Here's an example result showing the heatmap from a series of frames of video, the result of scipy.ndimage.measurements.label()
and the bounding boxes then overlaid on the last frame of video:
Here is the output of scipy.ndimage.measurements.label()
on the integrated heatmap from all six frames and the resulting bounding boxes:
1. Briefly discuss any problems / issues you faced in your implementation of this project. Where will your pipeline likely fail? What could you do to make it more robust?

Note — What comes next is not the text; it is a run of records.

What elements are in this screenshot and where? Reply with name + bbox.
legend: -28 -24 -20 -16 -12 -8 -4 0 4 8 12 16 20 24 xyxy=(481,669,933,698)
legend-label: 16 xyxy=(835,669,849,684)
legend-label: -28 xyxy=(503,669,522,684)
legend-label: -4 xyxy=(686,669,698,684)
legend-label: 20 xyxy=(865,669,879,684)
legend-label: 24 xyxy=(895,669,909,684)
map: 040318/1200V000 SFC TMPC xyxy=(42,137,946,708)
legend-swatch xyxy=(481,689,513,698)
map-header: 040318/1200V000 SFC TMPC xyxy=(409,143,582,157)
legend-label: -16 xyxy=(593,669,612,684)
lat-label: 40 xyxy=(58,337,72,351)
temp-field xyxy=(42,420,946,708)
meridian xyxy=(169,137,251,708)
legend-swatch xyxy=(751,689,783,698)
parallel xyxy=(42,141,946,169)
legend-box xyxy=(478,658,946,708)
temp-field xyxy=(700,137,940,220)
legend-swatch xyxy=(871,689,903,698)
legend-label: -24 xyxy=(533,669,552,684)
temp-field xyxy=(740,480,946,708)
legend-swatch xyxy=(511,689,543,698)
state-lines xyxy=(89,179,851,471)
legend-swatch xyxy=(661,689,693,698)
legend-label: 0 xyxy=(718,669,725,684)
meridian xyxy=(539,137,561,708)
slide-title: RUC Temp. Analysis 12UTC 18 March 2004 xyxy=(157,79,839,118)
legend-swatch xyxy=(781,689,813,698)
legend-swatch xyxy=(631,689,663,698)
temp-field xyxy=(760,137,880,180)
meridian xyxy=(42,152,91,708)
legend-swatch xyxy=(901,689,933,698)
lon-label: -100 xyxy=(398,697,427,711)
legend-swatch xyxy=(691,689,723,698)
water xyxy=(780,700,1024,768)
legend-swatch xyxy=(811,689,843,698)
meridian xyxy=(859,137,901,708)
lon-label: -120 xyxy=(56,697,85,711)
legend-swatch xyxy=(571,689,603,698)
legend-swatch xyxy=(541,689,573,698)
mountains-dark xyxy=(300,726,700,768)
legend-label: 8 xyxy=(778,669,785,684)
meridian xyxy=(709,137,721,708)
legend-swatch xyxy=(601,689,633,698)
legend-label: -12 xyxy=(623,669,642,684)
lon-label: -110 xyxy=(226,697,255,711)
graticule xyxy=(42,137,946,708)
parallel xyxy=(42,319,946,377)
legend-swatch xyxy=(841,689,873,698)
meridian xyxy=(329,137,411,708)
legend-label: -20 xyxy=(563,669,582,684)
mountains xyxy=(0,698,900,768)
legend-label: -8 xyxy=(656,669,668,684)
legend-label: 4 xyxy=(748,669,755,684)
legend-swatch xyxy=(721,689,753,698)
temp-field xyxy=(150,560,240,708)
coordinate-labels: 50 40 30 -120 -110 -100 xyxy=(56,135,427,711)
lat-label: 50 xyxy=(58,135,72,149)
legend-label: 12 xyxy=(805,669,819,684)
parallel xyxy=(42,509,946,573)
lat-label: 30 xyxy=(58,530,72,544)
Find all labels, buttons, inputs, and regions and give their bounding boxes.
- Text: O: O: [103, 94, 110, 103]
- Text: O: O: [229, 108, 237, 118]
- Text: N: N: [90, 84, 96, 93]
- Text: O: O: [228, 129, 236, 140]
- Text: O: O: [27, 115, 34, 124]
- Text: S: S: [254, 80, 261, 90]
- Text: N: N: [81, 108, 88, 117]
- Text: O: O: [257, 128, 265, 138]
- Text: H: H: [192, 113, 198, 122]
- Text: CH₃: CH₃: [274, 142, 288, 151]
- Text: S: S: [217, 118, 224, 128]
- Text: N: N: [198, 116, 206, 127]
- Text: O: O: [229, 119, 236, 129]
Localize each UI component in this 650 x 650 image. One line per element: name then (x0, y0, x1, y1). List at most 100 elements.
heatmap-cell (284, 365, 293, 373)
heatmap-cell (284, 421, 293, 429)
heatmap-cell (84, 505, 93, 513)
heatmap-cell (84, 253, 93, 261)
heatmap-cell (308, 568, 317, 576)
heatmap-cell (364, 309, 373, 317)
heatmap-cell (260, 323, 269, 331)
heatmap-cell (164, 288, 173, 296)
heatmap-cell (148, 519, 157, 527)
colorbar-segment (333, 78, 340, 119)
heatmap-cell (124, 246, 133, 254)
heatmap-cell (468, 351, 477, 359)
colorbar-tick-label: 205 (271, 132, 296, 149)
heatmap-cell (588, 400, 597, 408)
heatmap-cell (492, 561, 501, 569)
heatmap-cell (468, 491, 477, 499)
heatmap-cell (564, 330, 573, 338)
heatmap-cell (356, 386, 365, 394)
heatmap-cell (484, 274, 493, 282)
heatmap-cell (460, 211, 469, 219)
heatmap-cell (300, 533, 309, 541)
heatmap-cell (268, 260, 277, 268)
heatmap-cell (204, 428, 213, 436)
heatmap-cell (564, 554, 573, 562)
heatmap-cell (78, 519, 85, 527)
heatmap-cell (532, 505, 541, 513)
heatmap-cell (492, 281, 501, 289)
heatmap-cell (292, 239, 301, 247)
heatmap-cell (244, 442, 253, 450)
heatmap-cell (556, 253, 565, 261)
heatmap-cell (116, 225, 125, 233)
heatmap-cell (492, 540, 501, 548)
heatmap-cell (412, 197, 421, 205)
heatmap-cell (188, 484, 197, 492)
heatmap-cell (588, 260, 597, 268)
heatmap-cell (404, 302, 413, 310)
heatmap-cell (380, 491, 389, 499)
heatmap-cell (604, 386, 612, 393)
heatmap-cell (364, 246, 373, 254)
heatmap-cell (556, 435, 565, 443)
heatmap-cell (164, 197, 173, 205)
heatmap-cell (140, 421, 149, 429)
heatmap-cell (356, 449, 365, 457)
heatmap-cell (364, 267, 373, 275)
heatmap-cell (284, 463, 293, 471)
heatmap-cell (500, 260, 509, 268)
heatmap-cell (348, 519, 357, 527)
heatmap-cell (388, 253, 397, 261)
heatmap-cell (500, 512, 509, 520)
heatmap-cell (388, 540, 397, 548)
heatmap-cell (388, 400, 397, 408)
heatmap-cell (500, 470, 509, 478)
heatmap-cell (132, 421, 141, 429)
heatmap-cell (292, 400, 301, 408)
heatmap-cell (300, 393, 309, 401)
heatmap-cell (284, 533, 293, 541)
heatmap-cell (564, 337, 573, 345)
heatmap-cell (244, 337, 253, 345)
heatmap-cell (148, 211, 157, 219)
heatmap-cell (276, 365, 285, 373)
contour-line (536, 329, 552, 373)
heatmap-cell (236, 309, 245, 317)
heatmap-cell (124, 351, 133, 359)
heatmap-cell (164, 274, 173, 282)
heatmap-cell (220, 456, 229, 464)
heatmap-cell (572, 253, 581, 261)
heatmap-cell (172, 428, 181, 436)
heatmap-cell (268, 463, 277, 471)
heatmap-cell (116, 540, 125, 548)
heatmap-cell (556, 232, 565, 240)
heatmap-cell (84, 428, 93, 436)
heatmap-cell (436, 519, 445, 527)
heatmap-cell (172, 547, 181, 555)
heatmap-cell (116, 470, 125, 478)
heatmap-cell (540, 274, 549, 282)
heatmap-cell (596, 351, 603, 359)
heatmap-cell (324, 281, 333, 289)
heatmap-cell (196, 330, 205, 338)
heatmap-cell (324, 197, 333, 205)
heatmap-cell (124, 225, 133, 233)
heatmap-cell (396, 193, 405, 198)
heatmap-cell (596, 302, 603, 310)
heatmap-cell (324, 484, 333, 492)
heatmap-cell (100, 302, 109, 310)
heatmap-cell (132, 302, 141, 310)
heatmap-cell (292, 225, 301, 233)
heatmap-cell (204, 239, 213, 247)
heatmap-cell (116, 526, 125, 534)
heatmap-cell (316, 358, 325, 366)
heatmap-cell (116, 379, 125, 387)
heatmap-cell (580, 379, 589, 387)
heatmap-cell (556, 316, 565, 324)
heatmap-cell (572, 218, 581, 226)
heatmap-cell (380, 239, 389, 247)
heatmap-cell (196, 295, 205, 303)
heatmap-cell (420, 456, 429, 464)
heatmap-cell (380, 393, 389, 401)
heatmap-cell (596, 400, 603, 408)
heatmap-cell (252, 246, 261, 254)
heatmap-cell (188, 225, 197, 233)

It takes lots of time to tune the parameter of HOG features, Finnaly I set a small data sets to find the intuition. I think it's is a good choice to do experiements on smaller data sets.
Particle filter or kalman filter can be added to the future work, Since there are correlations between frame and frame, this will make the work more robust.
SSD or Faster RNN can be a good direction to this project.